Ein gutes Einsteiger Brot für Fortgeschrittene. Wenn du schon erste Erfahrungen mit einfachem Weizenbrot sammeln konntest und du jetzt mal etwas mit Roggen probieren möchtest, ist das hier genau das richtige Brot für dich.

Zutaten

  • 250g Roggenmehl Type 1150 oder 1740

  • 250g Weizenmehl Type 550

  • 400g Wasser (20°C)

  • 100g Sauerteig

  • 2g frische Backhefe (0,5g Trockenhefe)

  • 10g Salz

Zubereitung

  • Kneten in einer Küchenmaschine
  • In einer Küchenmaschine alle Zutaten erst auf niedriger Stufe für etwa 8 Minuten kneten, dann etwa 2 Minuten auf hoher Stufe.
  • Kneten per Hand
  • Die Mehlsorten auf die Arbeitsfläche (oder in eine Schüssel) geben und eine Mulde in die Mitte drücken. Die Hälfte des Wassers und den Sauerteig hinzugeben. Etwas vermischen. Nun die restlichen Zutaten dazugeben und gut mischen.

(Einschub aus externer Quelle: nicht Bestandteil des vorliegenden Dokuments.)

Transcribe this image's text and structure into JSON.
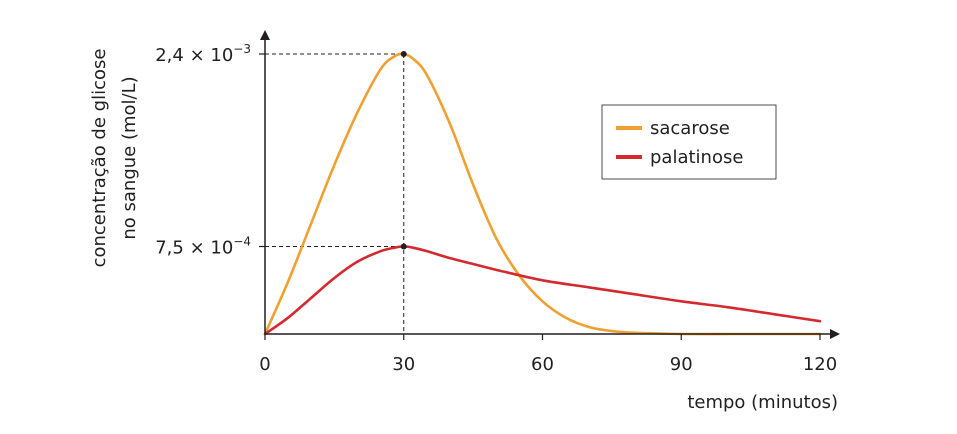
{
  "chart_data": {
    "type": "line",
    "xlabel": "tempo (minutos)",
    "ylabel_line1": "concentração de glicose",
    "ylabel_line2": "no sangue (mol/L)",
    "xlim": [
      0,
      120
    ],
    "ylim": [
      0,
      0.0029
    ],
    "x_ticks": [
      0,
      30,
      60,
      90,
      120
    ],
    "y_ticks": [
      {
        "value": 0.0024,
        "mantissa": "2,4 × 10",
        "exponent": "−3"
      },
      {
        "value": 0.00075,
        "mantissa": "7,5 × 10",
        "exponent": "−4"
      }
    ],
    "legend_position": "top-right",
    "grid": false,
    "series": [
      {
        "name": "sacarose",
        "color": "#f0a030",
        "x": [
          0,
          5,
          10,
          15,
          20,
          25,
          28,
          30,
          32,
          35,
          40,
          45,
          50,
          55,
          60,
          65,
          70,
          75,
          80,
          85,
          90,
          100,
          110,
          120
        ],
        "y": [
          0,
          0.00045,
          0.00095,
          0.00145,
          0.0019,
          0.00227,
          0.00238,
          0.0024,
          0.00236,
          0.00222,
          0.0018,
          0.00128,
          0.00082,
          0.0005,
          0.00028,
          0.00014,
          6e-05,
          2.5e-05,
          1e-05,
          5e-06,
          0,
          0,
          0,
          0
        ]
      },
      {
        "name": "palatinose",
        "color": "#d42a2f",
        "x": [
          0,
          5,
          10,
          15,
          20,
          25,
          28,
          30,
          32,
          35,
          40,
          45,
          50,
          60,
          70,
          80,
          90,
          100,
          110,
          120
        ],
        "y": [
          0,
          0.00014,
          0.00031,
          0.00048,
          0.00062,
          0.00071,
          0.00074,
          0.00075,
          0.00074,
          0.00071,
          0.00065,
          0.0006,
          0.00055,
          0.00046,
          0.0004,
          0.00034,
          0.00028,
          0.00023,
          0.00017,
          0.00011
        ]
      }
    ],
    "marked_points": [
      {
        "x": 30,
        "y": 0.0024
      },
      {
        "x": 30,
        "y": 0.00075
      }
    ]
  }
}
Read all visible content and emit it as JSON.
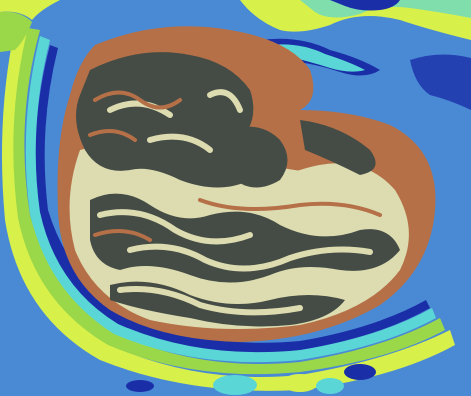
{
  "image": {
    "description_kind": "segmented-tissue-cross-section",
    "colors": {
      "background": "#4a8ad4",
      "outer_band_yellow": "#d8f04a",
      "outer_band_green": "#9ad84a",
      "cyan": "#5ad6d6",
      "navy": "#1a2ea8",
      "brown": "#b57048",
      "dark_gray": "#454c45",
      "cream": "#dcdcb0",
      "bright_green": "#60e040"
    }
  }
}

Dann das restliche Wasser nach und nach dazugeben und alles für 10 Minuten kneten bis der Teig schön geschmeidig und weich wird.
  • Den Teig zu einer Kugel formen und mit einem feuchten Leinentuch bedeckt für 1,5 Stunden gehen lassen. Das Volumen sollte sich deutlich vergrößert haben.
  • Auf einer mit Mehl bestäubten Arbeitsfläche den Teig vorsichtig erneut zu einer Kugel formen. Danach für 15 Minuten unter dem feuchten Tuch gehen lassen.
  • Auf einer mit Mehl bestäubten Arbeitsfläche den Teig flach drücken, wenden und die Ränder zur Mitte hin einschlagen. Mit den Fingern in der Mitte fest zusammen drücken. Jetzt eine Teighälfte über die andere schlagen. Mit der Naht nach unten auf der Arbeitsfläche vorsichtig eine Kugel formen, indem man den Teig sanft durch seine Hände dreht und nach unten zieht.
  • Die Teigkugel auf ein Backblech geben und unter einem feuchten Tuch 1,5 Stunden gehen lassen.
  • Den Ofen auf der Brotbackstufe bei 230°C vorheizen, bei mittlerer Dampfzugabe. Alternativ ein kleines Ofenfestes Gefäß mit Wasser in den Ofen stellen.
  • Den Laib mit Roggenmehl bestäuben und oben vorsichtig ein Kreuz einritzen. Auf der zweiten Schiene von unten für 10 Minuten backen, danach die Hitze auf 210°C reduzieren und für weitere 20 Minuten backen. Wer es Knuspriger mag, gerne nach belieben 5-10 Minuten weiter backen.
  • Nach dem Backen sollte sich das Brot beim draufklopfen hohl anhören. Brote immer erst vollständig auf einem Gitter auskühlen lassen. Besser noch, erst am nächsten Tag aufschneiden. Guten Appetit.

Notizen

  • Ich persönlich kann es auch nie abwarten, bis das Brot ganz abgekühlt ist. Dennoch sagt man, dass es besser ist, wenn es erst vollständig auskühlt. Wahrscheinlich auch, damit die Feuchtigkeit nicht schon komplett ausdampft und das Brot dadurch schneller austrocknet. Aber wenn ich ehrlich bin, so ein frisch gebackenes, warmes Brot mit Butter, schmeckt doch noch am besten.